Future Value vs Present Value: The Time Value of Money Explained
A dollar today is worth more than a dollar in the future. This is the time value of money — the foundational principle behind all of finance. Money available now can be invested to grow; money promised in the future carries uncertainty. Future value (FV) and present value (PV) are the two mathematical tools that translate money across time using an interest rate (or discount rate).
Understanding FV and PV answers questions like: How much will my retirement savings be worth in 30 years? How much should I pay today for an investment that will pay $50,000 in 10 years? What is the true cost of a 5-year car loan? These questions are solved by the same two formulas.
Future Value: What Today's Money Becomes
Future value (FV) is the amount a present sum will grow to, given a specific interest rate and time period. It answers: 'If I invest $10,000 today at 7% per year, how much will I have in 20 years?' The formula: FV = PV × (1 + r)ⁿ, where PV is the present value, r is the annual interest rate (as a decimal), and n is the number of years. Example: FV = $10,000 × (1.07)²⁰ = $10,000 × 3.8697 = $38,697.

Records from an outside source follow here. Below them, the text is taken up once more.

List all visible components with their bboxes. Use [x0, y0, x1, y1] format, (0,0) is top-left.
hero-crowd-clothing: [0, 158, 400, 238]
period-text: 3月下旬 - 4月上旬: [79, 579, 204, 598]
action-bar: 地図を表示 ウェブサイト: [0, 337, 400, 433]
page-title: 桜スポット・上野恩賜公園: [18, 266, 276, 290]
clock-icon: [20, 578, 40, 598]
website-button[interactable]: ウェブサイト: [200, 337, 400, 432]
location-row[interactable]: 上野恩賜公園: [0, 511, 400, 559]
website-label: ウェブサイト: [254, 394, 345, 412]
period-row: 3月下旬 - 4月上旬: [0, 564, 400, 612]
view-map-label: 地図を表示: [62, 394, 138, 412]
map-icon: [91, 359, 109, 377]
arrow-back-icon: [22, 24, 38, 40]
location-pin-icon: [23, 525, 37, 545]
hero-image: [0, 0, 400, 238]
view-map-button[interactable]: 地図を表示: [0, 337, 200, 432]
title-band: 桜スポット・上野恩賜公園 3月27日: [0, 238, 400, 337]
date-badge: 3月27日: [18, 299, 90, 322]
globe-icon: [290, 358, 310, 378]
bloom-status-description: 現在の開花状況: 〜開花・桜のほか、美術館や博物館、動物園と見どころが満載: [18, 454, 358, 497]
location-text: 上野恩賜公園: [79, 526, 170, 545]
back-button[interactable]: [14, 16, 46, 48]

Future value calculations power retirement planning: contributing $500/month to an account earning 7% annually for 30 years produces a future value of about $567,000. They also reveal the cost of inflation: $1,000 today at 3% inflation will take $2,427 to buy the same goods in 30 years — the 'real' future cost of current spending.
Future Value and Present Value Formulas
Future Value (lump sum): FV = PV × (1 + r)ⁿ Present Value (lump sum): PV = FV ÷ (1 + r)ⁿ Future Value (annuity — regular payments): FV = PMT × [((1 + r)ⁿ − 1) ÷ r] Present Value (annuity): PV = PMT × [(1 − (1 + r)^−ⁿ) ÷ r] Variables: PV = present value (today's dollars) FV = future value (future dollars) PMT = payment per period r = interest/discount rate per period n = number of periods Example: $50,000 in 10 years at 6% discount rate: PV = $50,000 ÷ (1.06)¹⁰ = $50,000 ÷ 1.7908 = $27,919
Present Value: What Future Money Is Worth Now
Present value (PV) answers the reverse question: 'What is a future payment worth in today's dollars?' This is called discounting. If someone promises to pay you $50,000 in 10 years, and you could alternatively invest money at 6% per year, then the present value of that $50,000 is only about $27,919 today — because $27,919 invested at 6% for 10 years would grow to $50,000.

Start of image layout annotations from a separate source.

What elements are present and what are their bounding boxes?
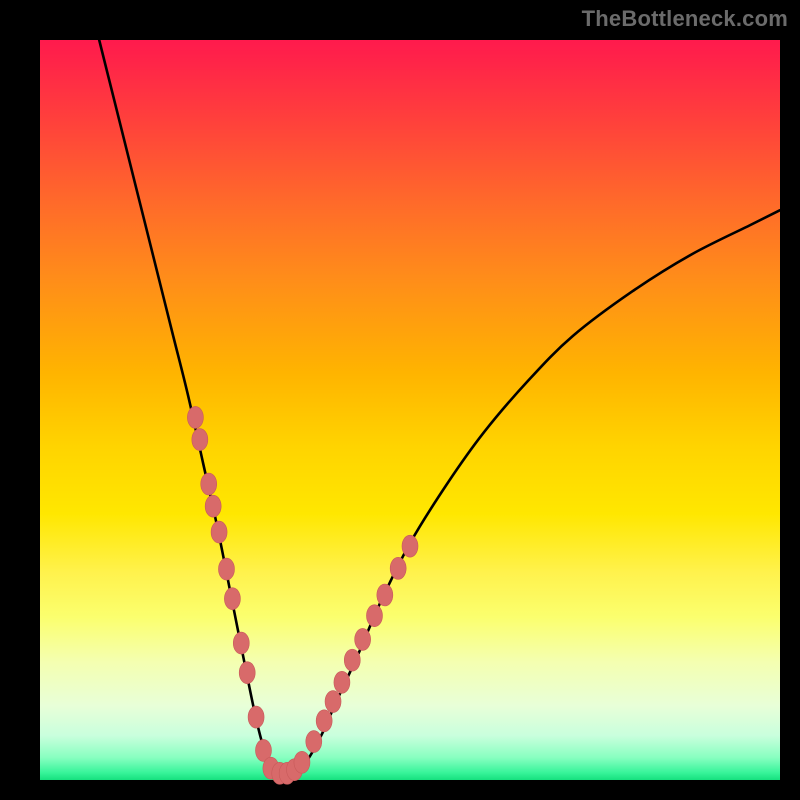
watermark-text: TheBottleneck.com [582,6,788,32]
marker-group [187,406,418,784]
data-marker [211,521,227,543]
data-marker [366,605,382,627]
data-marker [402,535,418,557]
chart-frame: TheBottleneck.com [0,0,800,800]
data-marker [390,557,406,579]
data-marker [187,406,203,428]
data-marker [325,691,341,713]
chart-plot-area [40,40,780,780]
data-marker [344,649,360,671]
data-marker [334,671,350,693]
data-marker [218,558,234,580]
data-marker [233,632,249,654]
data-marker [306,731,322,753]
data-marker [239,662,255,684]
data-marker [201,473,217,495]
data-marker [224,588,240,610]
data-marker [248,706,264,728]
data-marker [294,751,310,773]
data-marker [355,628,371,650]
data-marker [377,584,393,606]
chart-svg [40,40,780,780]
bottleneck-curve [99,40,780,778]
data-marker [192,429,208,451]
data-marker [205,495,221,517]
data-marker [316,710,332,732]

The discount rate in present value calculations represents the opportunity cost of money — what else you could earn with the funds. A higher discount rate makes future money worth less today (because you could grow current money more quickly elsewhere). A lower discount rate makes future cash flows more valuable. This is why interest rate changes dramatically affect the value of bonds and other long-dated financial instruments.
Real-World Applications
Mortgage math: the payment on a $300,000 mortgage at 7% for 30 years is calculated using the PV of an annuity formula — the lender determines what monthly payment (PMT) makes the present value of all future payments equal to the loan amount. Bond pricing: a bond that pays $1,000 in 5 years is worth the PV of $1,000 discounted at the current market rate — if rates rise, the PV falls, and the bond price drops.

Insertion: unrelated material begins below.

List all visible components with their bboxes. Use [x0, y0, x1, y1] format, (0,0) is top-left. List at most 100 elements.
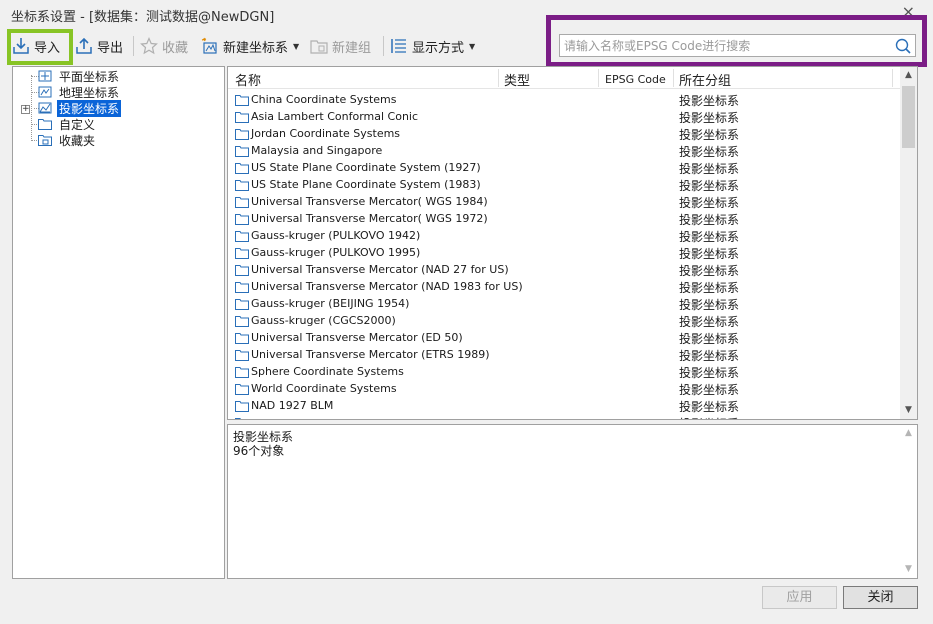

Investment valuation: the intrinsic value of a stock or business is the PV of all future cash flows the asset will generate, discounted at an appropriate rate. Warren Buffett calls this 'discounted cash flow analysis' and describes it as the foundation of investing. Lottery lump sum vs annuity: a $100M jackpot paid as a 30-year annuity vs a lump sum of ~$60M is a PV calculation — the lump sum is the PV of the annuity stream at a discount rate reflecting investment opportunity cost.
Frequently Asked Questions
What is the discount rate, and how do I choose it?
The discount rate is the rate used to convert future cash flows to present value. It represents the opportunity cost — what you could earn elsewhere with the same money. Common choices: risk-free rate (current Treasury yield, ~4–5%), weighted average cost of capital (WACC) for corporate projects, expected market return (7–10% for equity), or your own required rate of return for personal finance decisions.
How does inflation affect future value?
Inflation erodes the real purchasing power of future money. To calculate inflation-adjusted (real) future value, use the real interest rate: real rate ≈ nominal rate − inflation rate. Example: 7% nominal return − 3% inflation = 4% real rate. At 4% real for 20 years: $10,000 grows to $10,000 × (1.04)²⁰ = $21,911 in today's dollars, not $38,697 in nominal dollars.
What is NPV (Net Present Value)?
NPV is the present value of all expected future cash flows from a project or investment, minus the initial cost. NPV > 0 means the project earns more than the discount rate (acceptable). NPV < 0 means it earns less (reject). It is the most widely used capital budgeting tool in corporate finance and is built directly on the PV formula applied repeatedly to each future cash flow.